Should farm-fresh eggs be washed?
Today's blog post comes to us from Victoria Redhed Miller, the author of the soon to be released book Pure Poultry, Living Well with Heritage Chickens, Turkey and Ducks.
Victoria is a writer, photographer and homesteader who lives off-grid on a 40-acre farm in the foothills of Washington's Olympic Mountains with her husband David. As well as raising heritage chickens, turkeys and ducks, she works towards enhancing her family's self-sufficiency through gardening, food preservation, craft brewing and distilling, antique repair and restoration, and other traditional skills. Today Victoria touches on the controversial subject of farm eggs- to wash or not, that is the question!
I would not have believed how much strong feeling this particular subject stirs up. Some people assert that eggs should always be washed, preferably sanitized too. Others insist that any washing or cleaning is somehow detrimental to the quality of the egg.
If I tell you what I think, will you promise not to send me nasty e-mails or (horror of horrors) un-friend me on Facebook? Okay, here goes. First let me say that since we got our egg dealer's license in 2008, we have been obliged to follow the guidelines of the Washington State Department of Agriculture's Food Safety Program. I have also done a lot of research on this subject, and I must say I think the WSDA's guidelines are quite sensible.
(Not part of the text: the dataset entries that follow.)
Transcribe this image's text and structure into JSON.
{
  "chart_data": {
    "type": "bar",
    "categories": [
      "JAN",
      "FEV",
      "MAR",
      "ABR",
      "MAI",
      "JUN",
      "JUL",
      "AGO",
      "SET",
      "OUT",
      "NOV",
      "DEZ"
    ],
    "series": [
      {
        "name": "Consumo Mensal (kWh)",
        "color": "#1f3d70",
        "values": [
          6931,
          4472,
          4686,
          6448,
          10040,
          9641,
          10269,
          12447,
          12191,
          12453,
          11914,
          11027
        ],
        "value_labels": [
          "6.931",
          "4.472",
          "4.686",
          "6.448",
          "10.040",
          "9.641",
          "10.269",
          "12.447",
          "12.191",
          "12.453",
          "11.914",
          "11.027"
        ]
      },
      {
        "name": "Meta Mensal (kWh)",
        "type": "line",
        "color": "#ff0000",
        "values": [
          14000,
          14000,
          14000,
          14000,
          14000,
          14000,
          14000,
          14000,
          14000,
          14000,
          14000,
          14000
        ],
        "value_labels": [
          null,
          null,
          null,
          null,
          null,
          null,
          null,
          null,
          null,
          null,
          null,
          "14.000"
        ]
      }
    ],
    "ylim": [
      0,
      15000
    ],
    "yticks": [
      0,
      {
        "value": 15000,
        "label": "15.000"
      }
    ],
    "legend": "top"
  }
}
Because eggs are perishable, and under certain circumstances, subject to bacterial infection, the idea is to collect, clean, dry and refrigerate them as quickly as possible. We use warm water and an old soft toothbrush to clean them. The water should be warmer than the eggs. Why? Because the shell of an egg is porous. The theory is, if there is mud or chicken poop or whatever on the egg shell, and you wash the egg in cold water, the contents of the egg will shrink away from the shell, bringing with it anything lingering on the outside of the shell. Since some eggs have just been laid when they are picked up, and a hen's body temperature is 103°F, we try for a wash-water temperature of around 110°F.
But, you never-wash-an-egg advocates are shouting, washing the egg removes the "bloom!" I know, I know. And I am going to take my social-networking life in my hands and ask you, "So what?"
The "bloom" is a coating that is applied to the outside of the egg's shell right before it exits the hen's body. I have occasionally picked up an egg that
has been so freshly laid that it is still wet; presumably this is the "bloom." The argument I always hear is that removing the "bloom" results in a shorter shelf life. Unless that coating is somehow completely sealing the entire eggshell, I'm skeptical about this. Remember that the shell is porous; probably if it was coated thickly with wax or something, the contents of the egg wouldn't evaporate. I don't know what the makeup of the "bloom" is, but I doubt it is actually sealing the egg to that extent.
And frankly, if simple washing in warm water is enough to remove it, how well do you really think it's sealing the egg shell?
In addition, we deliver our eggs several times a week to our customers. We know they are being consumed when they are quite fresh. So honestly, shelf life is of no real concern to us.
Occasionally I see an egg that is so clean that I don't bother washing it. This is perfectly acceptable under WSDA rules. However, I rarely find an egg so pristine that it can't be improved by at least a light cleaning. I see no advantage in leaving mud, chicken poop or bedding stuck to an egg, for fear of compromising the "bloom." Since we are talking food safety here, honestly now, why take chances?